Safe Screening for Unbalanced Optimal Transport
This work addresses computational bottlenecks in optimal transport for applications like machine learning and data science, though it appears incremental as it extends existing Safe Screening methods to a specific problem variant.
The paper tackles the computational challenge of Unbalanced Optimal Transport (UOT) by applying Safe Screening techniques to identify and eliminate zero elements in sparse solutions, accelerating optimization without increasing algorithm complexity. They demonstrate feasibility for UOT with ℓ₂ and KL penalties through theoretical analysis and propose novel methods like approximate projection and elliptical safe regions, achieving significant efficiency improvements.
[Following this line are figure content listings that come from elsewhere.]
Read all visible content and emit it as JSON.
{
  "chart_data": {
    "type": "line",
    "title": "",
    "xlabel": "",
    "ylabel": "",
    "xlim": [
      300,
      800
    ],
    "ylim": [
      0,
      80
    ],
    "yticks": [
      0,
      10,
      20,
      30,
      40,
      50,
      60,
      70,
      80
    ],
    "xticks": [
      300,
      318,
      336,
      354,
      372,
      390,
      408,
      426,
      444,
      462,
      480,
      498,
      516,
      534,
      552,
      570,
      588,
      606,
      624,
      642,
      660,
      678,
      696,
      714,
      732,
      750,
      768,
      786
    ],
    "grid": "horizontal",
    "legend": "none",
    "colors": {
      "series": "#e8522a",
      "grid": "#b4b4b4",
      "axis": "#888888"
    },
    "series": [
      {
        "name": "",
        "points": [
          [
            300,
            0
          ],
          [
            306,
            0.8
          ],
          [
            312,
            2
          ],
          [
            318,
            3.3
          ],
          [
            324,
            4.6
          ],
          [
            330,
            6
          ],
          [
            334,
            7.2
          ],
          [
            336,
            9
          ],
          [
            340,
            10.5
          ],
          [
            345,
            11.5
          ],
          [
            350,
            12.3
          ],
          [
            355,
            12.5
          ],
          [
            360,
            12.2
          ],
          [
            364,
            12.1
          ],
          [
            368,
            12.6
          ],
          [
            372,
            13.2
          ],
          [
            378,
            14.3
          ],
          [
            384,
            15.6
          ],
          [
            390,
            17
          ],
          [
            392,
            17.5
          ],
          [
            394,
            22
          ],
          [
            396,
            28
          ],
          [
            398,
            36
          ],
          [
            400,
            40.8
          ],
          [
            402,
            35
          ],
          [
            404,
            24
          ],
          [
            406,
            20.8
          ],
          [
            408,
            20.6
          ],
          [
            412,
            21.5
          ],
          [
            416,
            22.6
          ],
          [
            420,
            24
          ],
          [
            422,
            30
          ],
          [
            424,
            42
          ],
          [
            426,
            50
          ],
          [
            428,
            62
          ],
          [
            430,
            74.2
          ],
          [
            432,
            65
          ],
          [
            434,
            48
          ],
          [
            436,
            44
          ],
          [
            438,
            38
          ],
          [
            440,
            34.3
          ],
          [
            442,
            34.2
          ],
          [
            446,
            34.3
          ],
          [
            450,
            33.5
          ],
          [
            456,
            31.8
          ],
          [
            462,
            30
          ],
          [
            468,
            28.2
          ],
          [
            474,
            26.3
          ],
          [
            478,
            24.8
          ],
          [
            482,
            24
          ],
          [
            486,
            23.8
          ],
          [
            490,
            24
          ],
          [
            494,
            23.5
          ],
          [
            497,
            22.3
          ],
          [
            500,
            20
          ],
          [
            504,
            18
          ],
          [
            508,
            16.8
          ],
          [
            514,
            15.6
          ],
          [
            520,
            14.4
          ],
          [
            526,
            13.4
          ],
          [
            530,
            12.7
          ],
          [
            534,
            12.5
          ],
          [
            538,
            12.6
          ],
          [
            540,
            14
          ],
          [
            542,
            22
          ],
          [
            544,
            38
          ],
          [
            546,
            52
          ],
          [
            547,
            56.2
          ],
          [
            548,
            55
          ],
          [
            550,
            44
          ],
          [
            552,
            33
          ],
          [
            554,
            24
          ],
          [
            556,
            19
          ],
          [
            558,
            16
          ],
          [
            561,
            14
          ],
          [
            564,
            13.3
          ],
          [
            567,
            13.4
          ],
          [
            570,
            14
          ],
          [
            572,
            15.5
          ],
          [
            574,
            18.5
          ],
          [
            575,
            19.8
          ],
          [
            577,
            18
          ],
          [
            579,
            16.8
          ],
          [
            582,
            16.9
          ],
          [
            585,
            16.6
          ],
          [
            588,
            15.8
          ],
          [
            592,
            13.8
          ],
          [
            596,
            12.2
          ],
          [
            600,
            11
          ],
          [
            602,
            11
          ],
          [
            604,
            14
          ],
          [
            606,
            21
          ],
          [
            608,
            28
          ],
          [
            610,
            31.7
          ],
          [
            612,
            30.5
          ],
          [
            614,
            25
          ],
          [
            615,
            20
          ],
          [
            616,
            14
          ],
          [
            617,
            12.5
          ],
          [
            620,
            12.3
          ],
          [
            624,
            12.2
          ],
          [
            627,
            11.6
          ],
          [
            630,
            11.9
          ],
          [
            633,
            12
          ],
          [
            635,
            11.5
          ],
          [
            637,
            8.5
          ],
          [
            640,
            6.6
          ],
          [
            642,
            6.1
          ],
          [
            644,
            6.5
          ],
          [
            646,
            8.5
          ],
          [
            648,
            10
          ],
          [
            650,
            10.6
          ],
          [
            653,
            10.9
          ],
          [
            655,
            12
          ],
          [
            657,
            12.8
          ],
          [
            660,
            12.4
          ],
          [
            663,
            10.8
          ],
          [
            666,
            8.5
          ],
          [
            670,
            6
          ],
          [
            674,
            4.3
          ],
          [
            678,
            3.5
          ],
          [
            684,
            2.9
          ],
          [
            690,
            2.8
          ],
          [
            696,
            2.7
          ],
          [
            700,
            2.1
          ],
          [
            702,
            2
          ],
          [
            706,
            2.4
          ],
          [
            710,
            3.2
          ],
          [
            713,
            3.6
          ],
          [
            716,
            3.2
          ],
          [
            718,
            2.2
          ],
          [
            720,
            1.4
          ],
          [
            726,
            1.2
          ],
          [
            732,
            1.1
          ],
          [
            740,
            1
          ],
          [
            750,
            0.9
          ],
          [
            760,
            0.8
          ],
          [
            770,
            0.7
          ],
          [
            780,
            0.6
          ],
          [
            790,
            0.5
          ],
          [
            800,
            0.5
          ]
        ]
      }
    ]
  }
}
This paper introduces a framework that utilizes the Safe Screening technique to accelerate the optimization process of the Unbalanced Optimal Transport (UOT) problem by proactively identifying and eliminating zero elements in the sparse solutions. We demonstrate the feasibility of applying Safe Screening to the UOT problem with $\ell_2$-penalty and KL-penalty by conducting an analysis of the solution's bounds and considering the local strong convexity of the dual problem. Considering the specific structural characteristics of the UOT in comparison to general Lasso problems on the index matrix, we specifically propose a novel approximate projection, an elliptical safe region construction, and a two-hyperplane relaxation method. These enhancements significantly improve the screening efficiency for the UOT's without altering the algorithm's complexity.